4. L’intelligent voyageur anglais n’a pas, bien entendu, de temps à perdre à aucune de ces questions. Mais, s’il a acheté son sandwich au jambon et s’il est prêt pour le : « En voiture, Messieurs ! » peut-être pourra-t-il condescendre à écouter pour un instant un flâneur qui ne gaspille ni ne compte son temps et qui pourra lui indiquer ce qui vaut la peine d’être regardé tandis que le train s’éloigne lentement de la gare. Il verra d’abord, et sans aucun doute avec l’admiration respectueuse qu’un Anglais est obligé d’accorder à de tels spectacles, les hangars à charbons et les remises pour les wagons de la station elle-même, s’étendant dans leurs cendreuses et huileuses splendeurs pendant à peu près un quart de mille hors de la cité ; et puis, juste au moment où le train reprend toute sa vitesse, sous une cheminée en forme de tour dont il ne peut guère voir que le sommet, mais par l’ombre épaisse de la fumée de laquelle il sera enveloppé, il pourra voir, s’il veut risquer sa tête intelligente hors de la portière et regarder en arrière, cinquante ou cinquante et une (je ne suis pas sûr de mon compte à une unité près) cheminées semblables, toutes fumant de même, toutes pourvues des mêmes ouvrages oblongs, de murs en brique brune avec d’innombrables embrasures de fenêtres noires et carrées.
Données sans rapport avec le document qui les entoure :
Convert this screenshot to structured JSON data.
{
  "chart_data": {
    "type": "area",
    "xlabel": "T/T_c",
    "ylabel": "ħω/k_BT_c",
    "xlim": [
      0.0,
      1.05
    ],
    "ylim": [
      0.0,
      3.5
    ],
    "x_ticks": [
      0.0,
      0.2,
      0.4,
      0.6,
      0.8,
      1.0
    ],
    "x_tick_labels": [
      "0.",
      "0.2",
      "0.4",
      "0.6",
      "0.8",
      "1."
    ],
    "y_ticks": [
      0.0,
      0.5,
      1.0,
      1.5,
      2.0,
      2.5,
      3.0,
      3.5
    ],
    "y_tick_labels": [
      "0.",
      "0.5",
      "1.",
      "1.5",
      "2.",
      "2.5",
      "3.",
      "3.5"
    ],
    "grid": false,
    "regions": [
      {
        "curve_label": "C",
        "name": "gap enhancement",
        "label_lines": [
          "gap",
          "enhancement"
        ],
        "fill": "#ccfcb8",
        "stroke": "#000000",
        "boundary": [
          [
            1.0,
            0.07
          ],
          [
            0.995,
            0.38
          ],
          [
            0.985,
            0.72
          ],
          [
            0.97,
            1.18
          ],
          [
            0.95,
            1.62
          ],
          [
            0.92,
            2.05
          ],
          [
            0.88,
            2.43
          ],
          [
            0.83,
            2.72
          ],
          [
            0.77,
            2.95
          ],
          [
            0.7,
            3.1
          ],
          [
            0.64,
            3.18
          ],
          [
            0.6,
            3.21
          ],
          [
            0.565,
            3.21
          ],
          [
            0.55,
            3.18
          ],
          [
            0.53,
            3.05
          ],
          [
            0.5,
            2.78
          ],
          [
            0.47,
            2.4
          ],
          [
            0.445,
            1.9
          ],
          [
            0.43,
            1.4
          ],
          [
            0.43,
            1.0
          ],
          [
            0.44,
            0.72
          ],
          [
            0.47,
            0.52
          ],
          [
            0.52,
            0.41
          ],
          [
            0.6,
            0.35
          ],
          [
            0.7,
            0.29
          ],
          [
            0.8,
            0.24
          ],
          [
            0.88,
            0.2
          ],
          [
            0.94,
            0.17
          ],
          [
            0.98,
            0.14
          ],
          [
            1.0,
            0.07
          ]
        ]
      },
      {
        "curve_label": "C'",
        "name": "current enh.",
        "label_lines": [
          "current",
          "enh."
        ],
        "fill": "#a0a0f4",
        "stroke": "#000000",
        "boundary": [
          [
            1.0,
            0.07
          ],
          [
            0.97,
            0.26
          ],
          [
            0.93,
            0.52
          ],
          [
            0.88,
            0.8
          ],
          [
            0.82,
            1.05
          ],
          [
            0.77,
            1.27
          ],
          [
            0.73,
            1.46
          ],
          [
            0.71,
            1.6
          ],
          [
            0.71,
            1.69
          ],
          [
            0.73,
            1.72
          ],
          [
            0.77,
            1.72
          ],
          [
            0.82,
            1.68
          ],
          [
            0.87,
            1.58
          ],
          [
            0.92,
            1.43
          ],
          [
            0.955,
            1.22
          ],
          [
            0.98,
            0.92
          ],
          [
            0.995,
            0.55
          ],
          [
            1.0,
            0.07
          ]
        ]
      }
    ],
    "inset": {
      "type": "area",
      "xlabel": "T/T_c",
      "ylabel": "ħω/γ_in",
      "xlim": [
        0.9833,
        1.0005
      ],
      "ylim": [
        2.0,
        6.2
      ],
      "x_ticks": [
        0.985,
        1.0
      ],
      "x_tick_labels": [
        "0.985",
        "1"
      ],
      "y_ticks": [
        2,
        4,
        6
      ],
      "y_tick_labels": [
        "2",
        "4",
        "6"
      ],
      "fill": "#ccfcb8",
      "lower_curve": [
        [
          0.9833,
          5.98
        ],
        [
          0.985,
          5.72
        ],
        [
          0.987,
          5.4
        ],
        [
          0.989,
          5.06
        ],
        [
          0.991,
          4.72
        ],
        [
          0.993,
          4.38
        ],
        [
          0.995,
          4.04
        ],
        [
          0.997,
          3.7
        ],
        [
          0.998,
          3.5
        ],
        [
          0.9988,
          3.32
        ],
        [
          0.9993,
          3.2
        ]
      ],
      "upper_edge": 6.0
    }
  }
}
Mais, au milieu de ces cinquante choses élevées qui fument, il en verra une, un peu plus élevée que toutes, et plus délicate, qui ne fume pas[9] ; et au milieu de ces cinquante amas de murs nus enfermant des « travaux » et sans doute des travaux profitables et honorables pour la France et pour le monde, il verra un amas de murs non pas nus mais étrangement travaillés par les mains d’hommes insensés d’il y a bien longtemps dans le but d’enfermer ou de produire non pas un travail profitable en quoi que ce soit mais un : « Là est l’œuvre de Dieu ; afin que vous croyiez en Celui qu’Il a envoyé[10]. »

5. Laissant maintenant l’intelligent voyageur aller remplir son vœu de pèlerinage à Paris — ou n’importe où un autre Dieu peut l’envoyer — je supposerai que un ou deux intelligents garçons d’Éton, ou une jeune Anglaise pensante, peuvent avoir le désir de venir tranquillement avec moi jusqu’à cet endroit d’où l’on domine la ville, et de réfléchir à ce que l’édifice inutilitaire, — dirons-nous aussi inutile ? — et son minaret sans fumée peuvent peut-être signifier.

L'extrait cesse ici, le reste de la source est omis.